Aggregate final scores: sometimes a friend, sometimes a foe. They can help you decide if an anime is worth watching, but they can also be indirect spoilers. If an anime appears to be significantly overperforming its final score, you know it’s only a matter of time before it fucks up. Such was the case with Sarazanmai. After a very impressive start, I had to ask myself what this show would end up doing to deserve an unimpressive aggregate final score. Well, it turns out the show straight up copies & pastes about a third of each episode. It’s still pretty good, but file it away as being a victim of one of the three F’s: Filler, Flashbacks, and…ummm…Facsimile.
Kaguya-sama season 2 was great, but could it have been better? Asking such a question is the unappreciated burden of the asshole critic. My opinion is largely the same as with season 1: the show is incredible when the two main characters are going at it, and everything else is somewhere between ok and still pretty good.
Ultraman is the Japanese superhero that no Western fans need and few deserve. Much like Doraemon and Sazae-san, Ultraman is a household name in Japan…and only in Japan. These shows’ respective genres are already saturated in the West, leaving these shows with little or nothing to bring to the table despite not being objectively bad. The new Ultraman series tries to modernize the classic hero, and in doing so merely becomes a different kind of generic. Oh, and I forgot to mention in the video that much of the show is set in a fictional Shibuya, which was kind of the whole point of biking and filming there.
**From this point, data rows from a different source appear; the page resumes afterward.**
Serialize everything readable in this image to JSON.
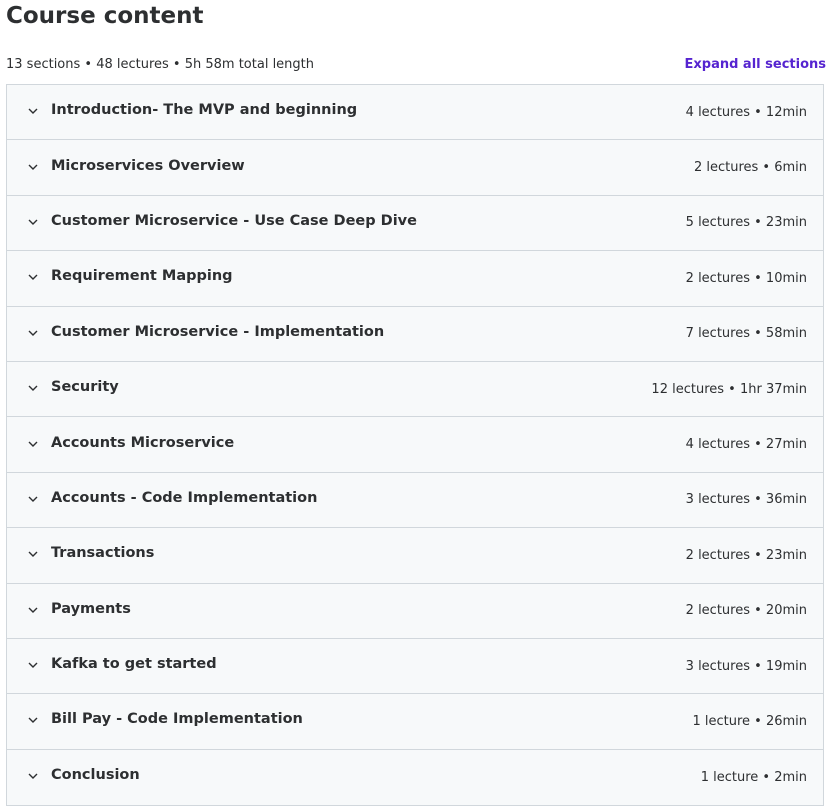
{
  "header": {
    "title": "Course content",
    "summary": "13 sections • 48 lectures • 5h 58m total length",
    "expand_all_label": "Expand all sections"
  },
  "icons": {
    "section_toggle": "chevron-down-icon"
  },
  "colors": {
    "accent": "#5624d0",
    "section_bg": "#f7f9fa",
    "border": "#d1d7dc",
    "text": "#2d2f31"
  },
  "sections": [
    {
      "title": "Introduction- The MVP and beginning",
      "meta": "4 lectures • 12min"
    },
    {
      "title": "Microservices Overview",
      "meta": "2 lectures • 6min"
    },
    {
      "title": "Customer Microservice - Use Case Deep Dive",
      "meta": "5 lectures • 23min"
    },
    {
      "title": "Requirement Mapping",
      "meta": "2 lectures • 10min"
    },
    {
      "title": "Customer Microservice - Implementation",
      "meta": "7 lectures • 58min"
    },
    {
      "title": "Security",
      "meta": "12 lectures • 1hr 37min"
    },
    {
      "title": "Accounts Microservice",
      "meta": "4 lectures • 27min"
    },
    {
      "title": "Accounts - Code Implementation",
      "meta": "3 lectures • 36min"
    },
    {
      "title": "Transactions",
      "meta": "2 lectures • 23min"
    },
    {
      "title": "Payments",
      "meta": "2 lectures • 20min"
    },
    {
      "title": "Kafka to get started",
      "meta": "3 lectures • 19min"
    },
    {
      "title": "Bill Pay - Code Implementation",
      "meta": "1 lecture • 26min"
    },
    {
      "title": "Conclusion",
      "meta": "1 lecture • 2min"
    }
  ]
}
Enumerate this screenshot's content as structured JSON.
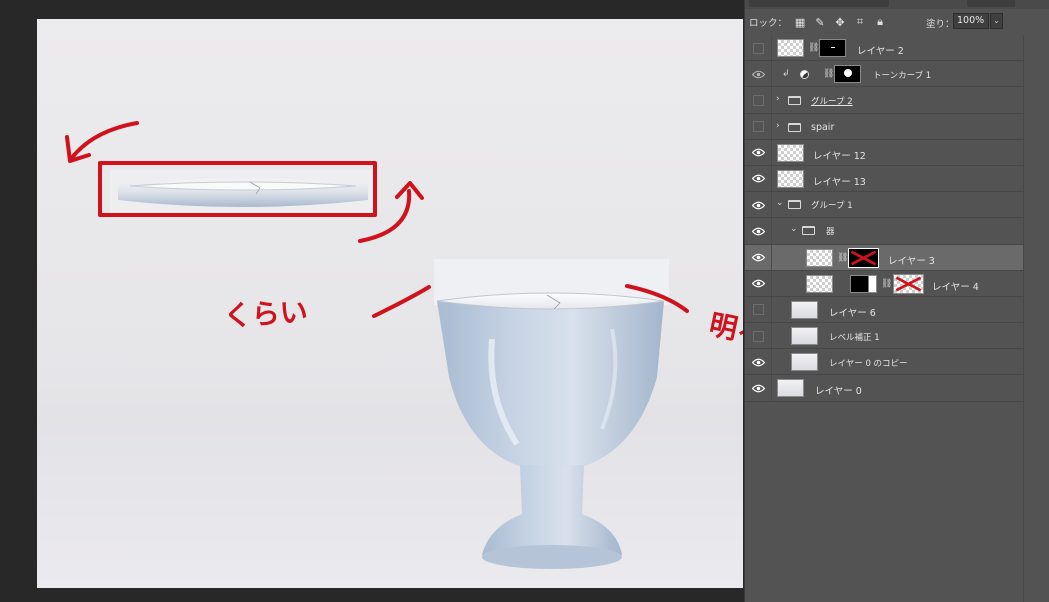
{
  "colors": {
    "canvas_bg": "#282828",
    "panel_bg": "#535353",
    "selected_row": "#6a6a6a",
    "annotation_red": "#d0121c",
    "cup_blue": "#b9c8dc"
  },
  "canvas": {
    "annotations": {
      "left_note": "くらい",
      "right_note": "明るい"
    }
  },
  "layers_panel": {
    "lock_label": "ロック：",
    "lock_icons": [
      "checker-lock-icon",
      "brush-lock-icon",
      "move-lock-icon",
      "artboard-lock-icon",
      "padlock-icon"
    ],
    "fill_label": "塗り：",
    "fill_value": "100%",
    "layers": [
      {
        "name": "レイヤー 2",
        "visible": false
      },
      {
        "name": "トーンカーブ 1",
        "visible": true
      },
      {
        "name": "グループ 2",
        "visible": false
      },
      {
        "name": "spair",
        "visible": false
      },
      {
        "name": "レイヤー 12",
        "visible": true
      },
      {
        "name": "レイヤー 13",
        "visible": true
      },
      {
        "name": "グループ 1",
        "visible": true
      },
      {
        "name": "器",
        "visible": true
      },
      {
        "name": "レイヤー 3",
        "visible": true,
        "selected": true
      },
      {
        "name": "レイヤー 4",
        "visible": true
      },
      {
        "name": "レイヤー 6",
        "visible": false
      },
      {
        "name": "レベル補正 1",
        "visible": false
      },
      {
        "name": "レイヤー 0 のコピー",
        "visible": true
      },
      {
        "name": "レイヤー 0",
        "visible": true
      }
    ]
  }
}
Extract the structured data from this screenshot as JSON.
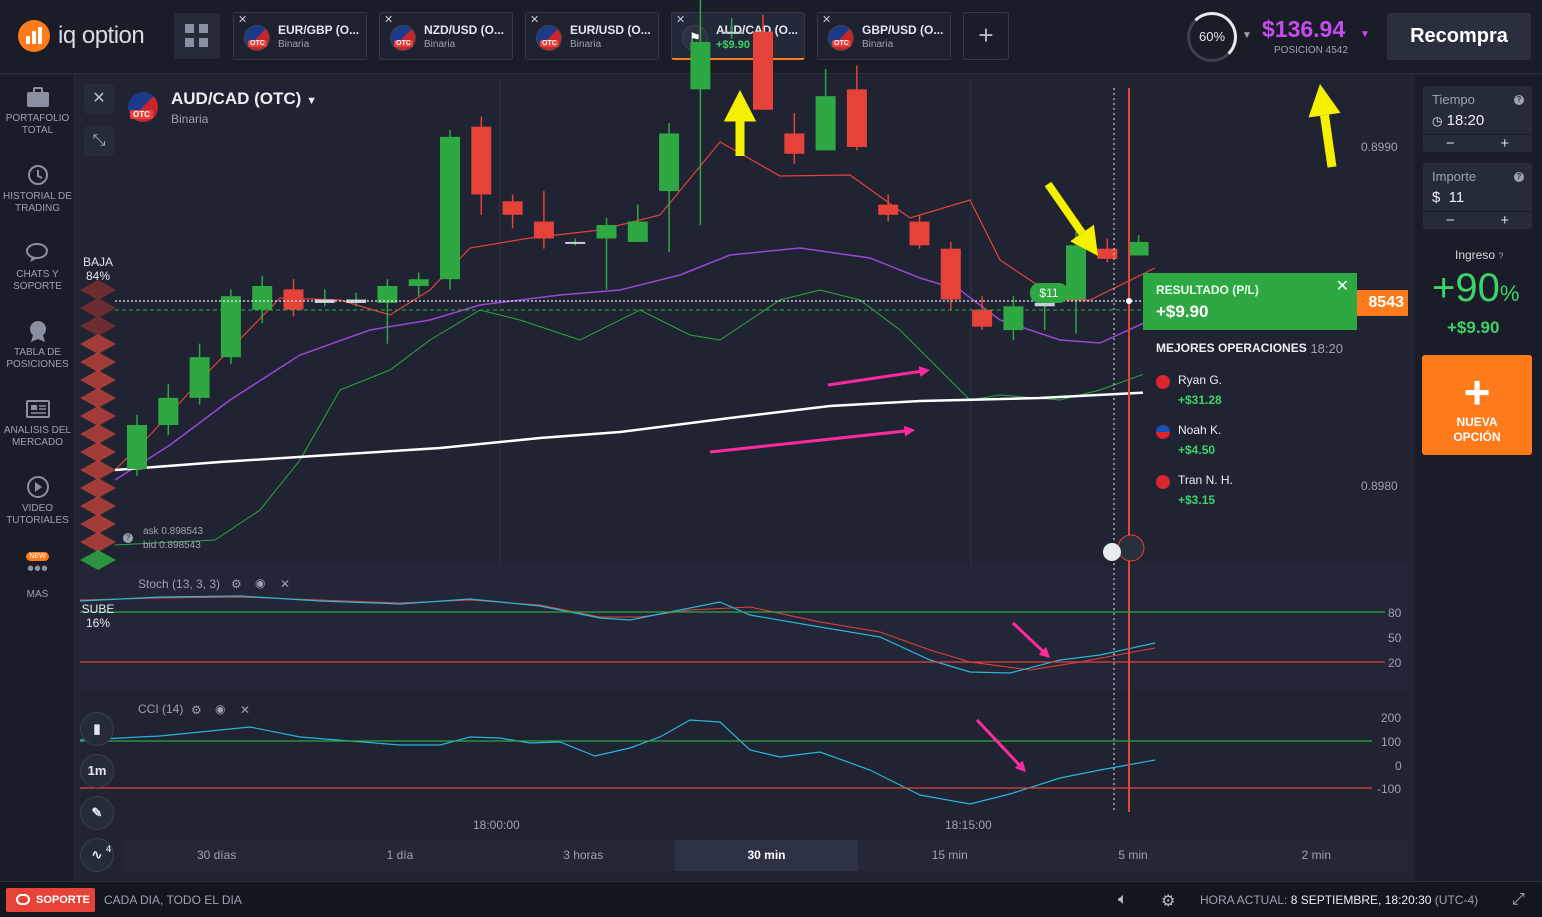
{
  "brand": {
    "name": "iq option"
  },
  "tabs": [
    {
      "name": "EUR/GBP (O...",
      "sub": "Binaria"
    },
    {
      "name": "NZD/USD (O...",
      "sub": "Binaria"
    },
    {
      "name": "EUR/USD (O...",
      "sub": "Binaria"
    },
    {
      "name": "AUD/CAD (O...",
      "sub": "+$9.90"
    },
    {
      "name": "GBP/USD (O...",
      "sub": "Binaria"
    }
  ],
  "header": {
    "ring_pct": "60%",
    "balance": "$136.94",
    "balance_sub": "POSICION 4542",
    "recompra": "Recompra"
  },
  "sidebar": [
    {
      "label1": "PORTAFOLIO",
      "label2": "TOTAL",
      "icon": "briefcase-icon"
    },
    {
      "label1": "HISTORIAL DE",
      "label2": "TRADING",
      "icon": "history-icon"
    },
    {
      "label1": "CHATS Y",
      "label2": "SOPORTE",
      "icon": "chat-icon"
    },
    {
      "label1": "TABLA DE",
      "label2": "POSICIONES",
      "icon": "medal-icon"
    },
    {
      "label1": "ANALISIS DEL",
      "label2": "MERCADO",
      "icon": "news-icon"
    },
    {
      "label1": "VIDEO",
      "label2": "TUTORIALES",
      "icon": "play-icon"
    },
    {
      "label1": "MAS",
      "label2": "",
      "icon": "more-icon",
      "badge": "NEW"
    }
  ],
  "asset": {
    "name": "AUD/CAD (OTC)",
    "type": "Binaria",
    "otc": "OTC"
  },
  "sentiment": {
    "baja_label": "BAJA",
    "baja_pct": "84%",
    "sube_label": "SUBE",
    "sube_pct": "16%"
  },
  "quote": {
    "ask": "ask 0.898543",
    "bid": "bid 0.898543",
    "price_tag": "8543",
    "bubble": "$11"
  },
  "result": {
    "title": "RESULTADO (P/L)",
    "amount": "+$9.90"
  },
  "mejores": {
    "title": "MEJORES OPERACIONES",
    "time": "18:20",
    "traders": [
      {
        "name": "Ryan G.",
        "profit": "+$31.28",
        "flag": "#d8262e"
      },
      {
        "name": "Noah K.",
        "profit": "+$4.50",
        "flag": "#1d4fb8"
      },
      {
        "name": "Tran N. H.",
        "profit": "+$3.15",
        "flag": "#d8262e"
      }
    ]
  },
  "right": {
    "tiempo_label": "Tiempo",
    "tiempo_value": "18:20",
    "importe_label": "Importe",
    "importe_value": "$  11",
    "ingreso_label": "Ingreso",
    "ingreso_pct": "+90",
    "ingreso_pct_sym": "%",
    "ingreso_amt": "+$9.90",
    "nueva1": "NUEVA",
    "nueva2": "OPCIÓN"
  },
  "price_axis": {
    "top": "0.8990",
    "bottom": "0.8980"
  },
  "stoch": {
    "label": "Stoch (13, 3, 3)",
    "levels": [
      "80",
      "50",
      "20"
    ]
  },
  "cci": {
    "label": "CCI (14)",
    "levels": [
      "200",
      "100",
      "0",
      "-100"
    ]
  },
  "time_axis": [
    "18:00:00",
    "18:15:00"
  ],
  "timeframes": [
    "30 días",
    "1 día",
    "3 horas",
    "30 min",
    "15 min",
    "5 min",
    "2 min"
  ],
  "active_timeframe": 3,
  "chart_tools": {
    "period": "1m",
    "indicator_count": "4"
  },
  "footer": {
    "soporte": "SOPORTE",
    "cada": "CADA DIA, TODO EL DIA",
    "hora_label": "HORA ACTUAL:",
    "hora_value": "8 SEPTIEMBRE, 18:20:30",
    "tz": "(UTC-4)"
  },
  "colors": {
    "accent": "#ff7a1a",
    "up": "#2ea843",
    "down": "#e5423a",
    "balance": "#c74cf0"
  },
  "candles": [
    [
      0.89805,
      0.89818,
      0.89803,
      0.89821
    ],
    [
      0.89818,
      0.89826,
      0.89815,
      0.8983
    ],
    [
      0.89826,
      0.89838,
      0.89824,
      0.89842
    ],
    [
      0.89838,
      0.89856,
      0.89836,
      0.89858
    ],
    [
      0.89852,
      0.89859,
      0.89848,
      0.89862
    ],
    [
      0.89858,
      0.89852,
      0.8985,
      0.89861
    ],
    [
      0.89854,
      0.89855,
      0.89853,
      0.89858
    ],
    [
      0.89854,
      0.89855,
      0.89853,
      0.89857
    ],
    [
      0.89854,
      0.89859,
      0.89842,
      0.89861
    ],
    [
      0.89859,
      0.89861,
      0.89856,
      0.89863
    ],
    [
      0.89861,
      0.89903,
      0.89858,
      0.89905
    ],
    [
      0.89906,
      0.89886,
      0.8988,
      0.89909
    ],
    [
      0.89884,
      0.8988,
      0.89876,
      0.89886
    ],
    [
      0.89878,
      0.89873,
      0.8987,
      0.89887
    ],
    [
      0.89872,
      0.89872,
      0.89871,
      0.89873
    ],
    [
      0.89873,
      0.89877,
      0.89858,
      0.89879
    ],
    [
      0.89872,
      0.89878,
      0.89872,
      0.89883
    ],
    [
      0.89887,
      0.89904,
      0.89869,
      0.89907
    ],
    [
      0.89917,
      0.89931,
      0.89877,
      0.89946
    ],
    [
      0.89934,
      0.89934,
      0.89932,
      0.89938
    ],
    [
      0.89934,
      0.89911,
      0.89911,
      0.89939
    ],
    [
      0.89904,
      0.89898,
      0.89895,
      0.8991
    ],
    [
      0.89899,
      0.89915,
      0.89899,
      0.89923
    ],
    [
      0.89917,
      0.899,
      0.89899,
      0.89924
    ],
    [
      0.89883,
      0.8988,
      0.89878,
      0.89886
    ],
    [
      0.89878,
      0.89871,
      0.8987,
      0.8988
    ],
    [
      0.8987,
      0.89855,
      0.89852,
      0.89872
    ],
    [
      0.89852,
      0.89847,
      0.89846,
      0.89856
    ],
    [
      0.89846,
      0.89853,
      0.89843,
      0.89856
    ],
    [
      0.89853,
      0.89854,
      0.89846,
      0.89858
    ],
    [
      0.89855,
      0.89871,
      0.89845,
      0.89875
    ],
    [
      0.8987,
      0.89867,
      0.89866,
      0.89873
    ],
    [
      0.89868,
      0.89872,
      0.89868,
      0.89874
    ]
  ]
}
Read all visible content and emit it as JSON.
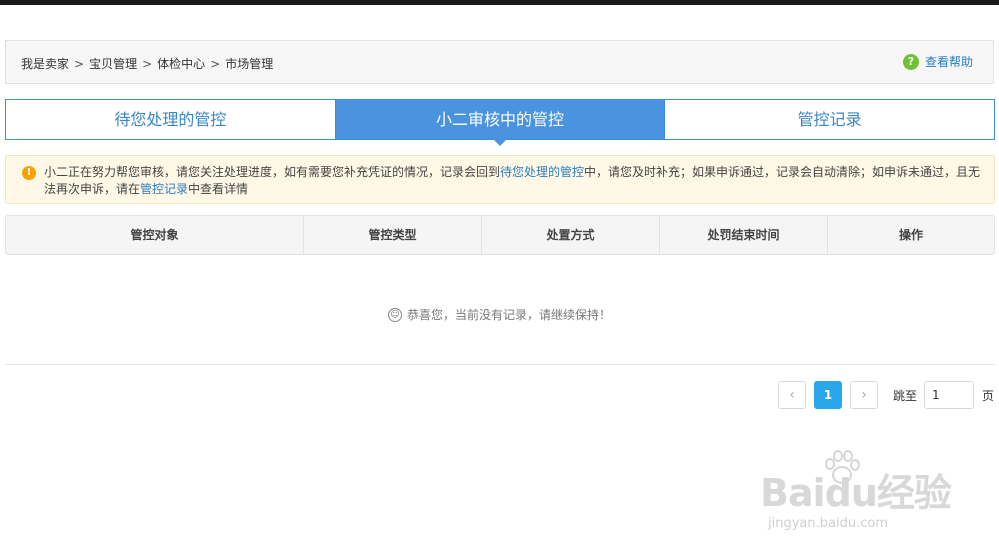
{
  "breadcrumb": {
    "items": [
      "我是卖家",
      "宝贝管理",
      "体检中心",
      "市场管理"
    ],
    "separator": ">"
  },
  "help": {
    "label": "查看帮助",
    "icon": "question-circle-icon"
  },
  "tabs": [
    {
      "label": "待您处理的管控",
      "active": false
    },
    {
      "label": "小二审核中的管控",
      "active": true
    },
    {
      "label": "管控记录",
      "active": false
    }
  ],
  "notice": {
    "icon": "warning-circle-icon",
    "text_1": "小二正在努力帮您审核，请您关注处理进度，如有需要您补充凭证的情况，记录会回到",
    "link_1": "待您处理的管控",
    "text_2": "中，请您及时补充；如果申诉通过，记录会自动清除；如申诉未通过，且无法再次申诉，请在",
    "link_2": "管控记录",
    "text_3": "中查看详情"
  },
  "table": {
    "columns": [
      "管控对象",
      "管控类型",
      "处置方式",
      "处罚结束时间",
      "操作"
    ]
  },
  "empty_state": {
    "icon": "smile-icon",
    "text": "恭喜您，当前没有记录，请继续保持！"
  },
  "pagination": {
    "prev": "‹",
    "current_page": "1",
    "next": "›",
    "jump_label": "跳至",
    "jump_value": "1",
    "page_unit": "页"
  },
  "watermark": {
    "logo": "Baidu经验",
    "url": "jingyan.baidu.com"
  },
  "colors": {
    "accent": "#4a93e0",
    "link": "#2a7dc4",
    "notice_bg": "#fff8e6",
    "pager_active": "#29a6ec",
    "help_icon": "#6fc234",
    "warning_icon": "#f4a300"
  }
}
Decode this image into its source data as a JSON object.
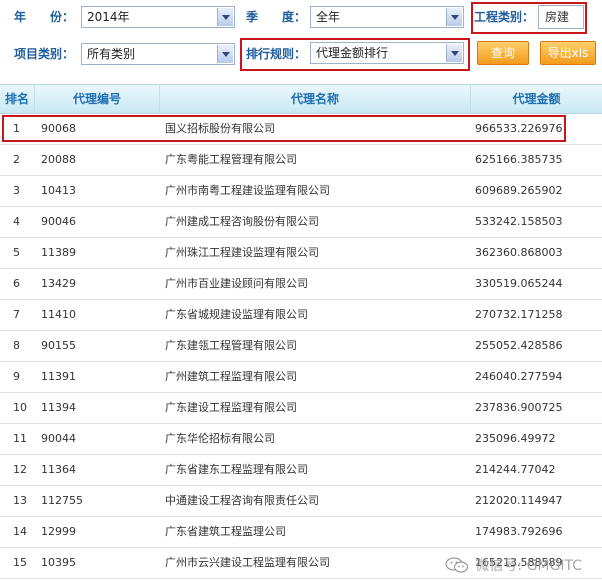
{
  "filters": {
    "year_label": "年　　份：",
    "year_value": "2014年",
    "quarter_label": "季　　度：",
    "quarter_value": "全年",
    "project_type_label": "工程类别：",
    "project_type_value": "房建",
    "item_type_label": "项目类别：",
    "item_type_value": "所有类别",
    "ranking_rule_label": "排行规则：",
    "ranking_rule_value": "代理金额排行",
    "query_button": "查询",
    "export_button": "导出xls"
  },
  "table": {
    "columns": [
      "排名",
      "代理编号",
      "代理名称",
      "代理金额"
    ],
    "rows": [
      {
        "rank": "1",
        "code": "90068",
        "name": "国义招标股份有限公司",
        "amount": "966533.226976"
      },
      {
        "rank": "2",
        "code": "20088",
        "name": "广东粤能工程管理有限公司",
        "amount": "625166.385735"
      },
      {
        "rank": "3",
        "code": "10413",
        "name": "广州市南粤工程建设监理有限公司",
        "amount": "609689.265902"
      },
      {
        "rank": "4",
        "code": "90046",
        "name": "广州建成工程咨询股份有限公司",
        "amount": "533242.158503"
      },
      {
        "rank": "5",
        "code": "11389",
        "name": "广州珠江工程建设监理有限公司",
        "amount": "362360.868003"
      },
      {
        "rank": "6",
        "code": "13429",
        "name": "广州市百业建设顾问有限公司",
        "amount": "330519.065244"
      },
      {
        "rank": "7",
        "code": "11410",
        "name": "广东省城规建设监理有限公司",
        "amount": "270732.171258"
      },
      {
        "rank": "8",
        "code": "90155",
        "name": "广东建瓴工程管理有限公司",
        "amount": "255052.428586"
      },
      {
        "rank": "9",
        "code": "11391",
        "name": "广州建筑工程监理有限公司",
        "amount": "246040.277594"
      },
      {
        "rank": "10",
        "code": "11394",
        "name": "广东建设工程监理有限公司",
        "amount": "237836.900725"
      },
      {
        "rank": "11",
        "code": "90044",
        "name": "广东华伦招标有限公司",
        "amount": "235096.49972"
      },
      {
        "rank": "12",
        "code": "11364",
        "name": "广东省建东工程监理有限公司",
        "amount": "214244.77042"
      },
      {
        "rank": "13",
        "code": "112755",
        "name": "中通建设工程咨询有限责任公司",
        "amount": "212020.114947"
      },
      {
        "rank": "14",
        "code": "12999",
        "name": "广东省建筑工程监理公司",
        "amount": "174983.792696"
      },
      {
        "rank": "15",
        "code": "10395",
        "name": "广州市云兴建设工程监理有限公司",
        "amount": "165213.588589"
      }
    ]
  },
  "watermark": {
    "text": "微信号: GMGITC",
    "icon": "wechat-icon"
  },
  "colors": {
    "highlight": "#c8161d",
    "label": "#1f5d9e",
    "header_text": "#1f6fb3",
    "button": "#f29b1d"
  }
}
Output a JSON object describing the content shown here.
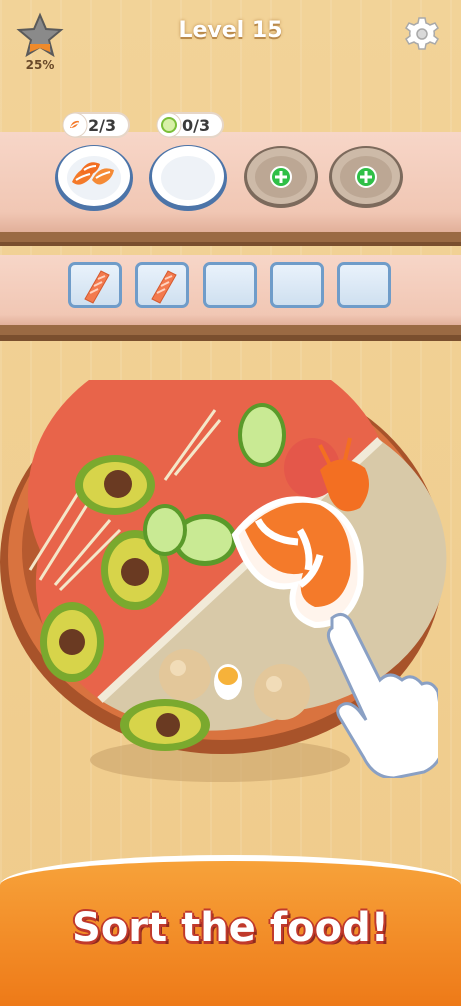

Dwindling options on Japanese Netflix are pushing me into anime I normally wouldn’t find intriguing based solely on the premise and/or length of the title. Bofuri (I Don’t Want to Get Hurt, so I’ll Max out my Defense) turned out to be a pleasant surprise—almost too pleasant. There isn’t a single unpleasant character in the show, which is simultaneously amusing and enraging. The show somehow makes up for the complete lack of personal conflict with surprisingly acceptable game mechanics and a catchy insert song.
Shimoneta (A Boring World in which the Concept of Dirty Jokes Doesn’t Exist) is a **** with so much **** that I **** my ****. That’s a typical Shimoneta joke. My comprehension of dirty Japanese is even worse than my regular Japanese, and Shimoneta bleeped out so much that it did little to make me better. You’ll probably want to watch this one dubbed.